Germany's growing weight on the world stage is indisputable, and its foreign policy is exceptional among powerful states. This article argues that while the original vision of cooperative security and multilateralism guiding German policy was shaped by occupation, division, and weakness, it has shown astonishing resilience, even as Germany has regained sovereignty, unity, and power. For a weak and divided Federal Republic, a vision that eschewed the exercise of power ensured survival; for a strong united Germany, a vision that minimizes the role of power is revolutionary and controversial. I argue that this revolutionary policy is now the most effective one to meet the challenges of a transformed world marked by new and unconventional threats and risks—a world in which traditional measures of power have lost much of their usefulness in securing the national interest. Ironically, however, while the policy vision that downplays the role of power persists, Germany's material power has grown. Germany's renewed power position makes it an influential actor in an international system where perceptions of power still matter. And the old policy vision makes German foreign policy the most appropriate for solving new global problems whose solution defies power politics. This paradoxical combination of power and vision in Germany's postunification foreign policy has introduced a new and effective form of "normative power" in global politics.

Eric Langenbacher

Germany-watchers and many Germans have long been sour about the unified country.
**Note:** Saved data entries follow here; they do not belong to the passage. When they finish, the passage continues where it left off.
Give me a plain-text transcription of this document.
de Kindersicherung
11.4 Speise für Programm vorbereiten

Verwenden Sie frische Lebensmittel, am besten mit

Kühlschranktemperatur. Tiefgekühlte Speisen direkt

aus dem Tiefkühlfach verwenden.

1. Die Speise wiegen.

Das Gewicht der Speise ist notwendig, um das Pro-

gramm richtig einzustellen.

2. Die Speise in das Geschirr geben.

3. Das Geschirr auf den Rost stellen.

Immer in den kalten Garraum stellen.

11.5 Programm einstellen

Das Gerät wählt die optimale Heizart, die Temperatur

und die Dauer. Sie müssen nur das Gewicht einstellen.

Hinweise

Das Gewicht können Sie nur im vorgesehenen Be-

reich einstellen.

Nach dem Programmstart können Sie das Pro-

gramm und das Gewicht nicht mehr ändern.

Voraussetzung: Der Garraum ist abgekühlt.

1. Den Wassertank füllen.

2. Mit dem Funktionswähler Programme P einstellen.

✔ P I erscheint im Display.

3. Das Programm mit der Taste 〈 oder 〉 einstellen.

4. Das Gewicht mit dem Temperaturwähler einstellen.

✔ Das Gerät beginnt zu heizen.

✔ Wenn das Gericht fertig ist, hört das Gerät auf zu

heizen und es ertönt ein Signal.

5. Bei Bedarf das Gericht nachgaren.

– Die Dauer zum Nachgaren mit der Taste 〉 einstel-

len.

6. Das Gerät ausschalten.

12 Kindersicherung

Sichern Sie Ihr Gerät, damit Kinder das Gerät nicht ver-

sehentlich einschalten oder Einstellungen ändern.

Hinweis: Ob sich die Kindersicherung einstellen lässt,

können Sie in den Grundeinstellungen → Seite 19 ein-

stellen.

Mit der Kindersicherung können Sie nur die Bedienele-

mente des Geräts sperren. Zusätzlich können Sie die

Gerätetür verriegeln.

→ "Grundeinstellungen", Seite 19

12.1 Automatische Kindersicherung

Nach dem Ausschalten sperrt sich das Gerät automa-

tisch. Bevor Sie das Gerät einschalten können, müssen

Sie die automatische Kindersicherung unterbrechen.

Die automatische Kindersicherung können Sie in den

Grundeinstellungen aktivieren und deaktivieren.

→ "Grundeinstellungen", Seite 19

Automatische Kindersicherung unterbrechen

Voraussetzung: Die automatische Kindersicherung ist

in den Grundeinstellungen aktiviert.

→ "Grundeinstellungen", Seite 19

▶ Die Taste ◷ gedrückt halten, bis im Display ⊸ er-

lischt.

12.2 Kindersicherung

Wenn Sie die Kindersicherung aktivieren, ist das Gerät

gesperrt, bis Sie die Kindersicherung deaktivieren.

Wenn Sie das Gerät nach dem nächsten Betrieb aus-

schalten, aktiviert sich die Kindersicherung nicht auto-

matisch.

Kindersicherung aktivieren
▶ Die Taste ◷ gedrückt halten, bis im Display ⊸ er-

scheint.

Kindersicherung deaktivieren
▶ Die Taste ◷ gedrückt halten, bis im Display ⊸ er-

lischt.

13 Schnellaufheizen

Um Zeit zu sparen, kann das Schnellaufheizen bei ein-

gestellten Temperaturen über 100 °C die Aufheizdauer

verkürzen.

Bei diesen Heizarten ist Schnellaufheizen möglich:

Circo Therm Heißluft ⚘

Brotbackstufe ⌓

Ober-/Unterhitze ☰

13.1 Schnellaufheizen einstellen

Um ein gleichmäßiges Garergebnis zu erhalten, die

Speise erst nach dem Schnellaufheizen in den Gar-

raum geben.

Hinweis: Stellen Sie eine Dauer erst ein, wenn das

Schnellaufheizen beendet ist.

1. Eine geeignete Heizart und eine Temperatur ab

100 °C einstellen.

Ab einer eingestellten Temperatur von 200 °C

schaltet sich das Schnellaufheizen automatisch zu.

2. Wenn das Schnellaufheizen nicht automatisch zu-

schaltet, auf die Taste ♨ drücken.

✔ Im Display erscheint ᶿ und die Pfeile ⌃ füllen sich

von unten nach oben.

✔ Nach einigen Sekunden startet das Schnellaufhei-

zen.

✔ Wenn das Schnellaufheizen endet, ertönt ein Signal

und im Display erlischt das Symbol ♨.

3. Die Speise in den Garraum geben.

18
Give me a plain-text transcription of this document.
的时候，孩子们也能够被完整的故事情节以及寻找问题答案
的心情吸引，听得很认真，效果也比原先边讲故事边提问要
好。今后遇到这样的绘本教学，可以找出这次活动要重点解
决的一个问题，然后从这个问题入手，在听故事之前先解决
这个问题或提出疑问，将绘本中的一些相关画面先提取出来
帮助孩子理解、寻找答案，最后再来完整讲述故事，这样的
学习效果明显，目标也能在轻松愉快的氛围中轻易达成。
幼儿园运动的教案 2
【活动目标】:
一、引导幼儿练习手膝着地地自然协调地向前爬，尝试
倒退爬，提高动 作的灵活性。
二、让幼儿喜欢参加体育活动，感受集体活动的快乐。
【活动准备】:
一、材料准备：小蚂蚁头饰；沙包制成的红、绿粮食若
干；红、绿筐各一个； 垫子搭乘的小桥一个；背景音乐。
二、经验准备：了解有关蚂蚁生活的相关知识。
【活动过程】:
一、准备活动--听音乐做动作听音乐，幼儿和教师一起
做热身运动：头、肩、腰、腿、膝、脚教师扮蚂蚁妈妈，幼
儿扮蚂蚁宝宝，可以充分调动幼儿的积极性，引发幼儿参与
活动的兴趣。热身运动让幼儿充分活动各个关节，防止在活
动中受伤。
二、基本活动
Often for well-founded reasons, there are few policy or cultural areas that have not been subjected to withering criticism: failed integration of immigrants, an antiquated political economy, insufficient coming-to-terms with the past, atrophied parties, or lackluster foreign policy. Nevertheless, the twentieth anniversary of the fall of the Wall and unification is an appropriate moment to pause and reflect on the accomplishments of contemporary Germany—export champion, environmental pioneer, cultural leader, and staunch multilateral European. Despite all of the problems of the last twenty years and the daunting challenges ahead, perhaps Germans can dare some cautious optimism and even a sense of pride.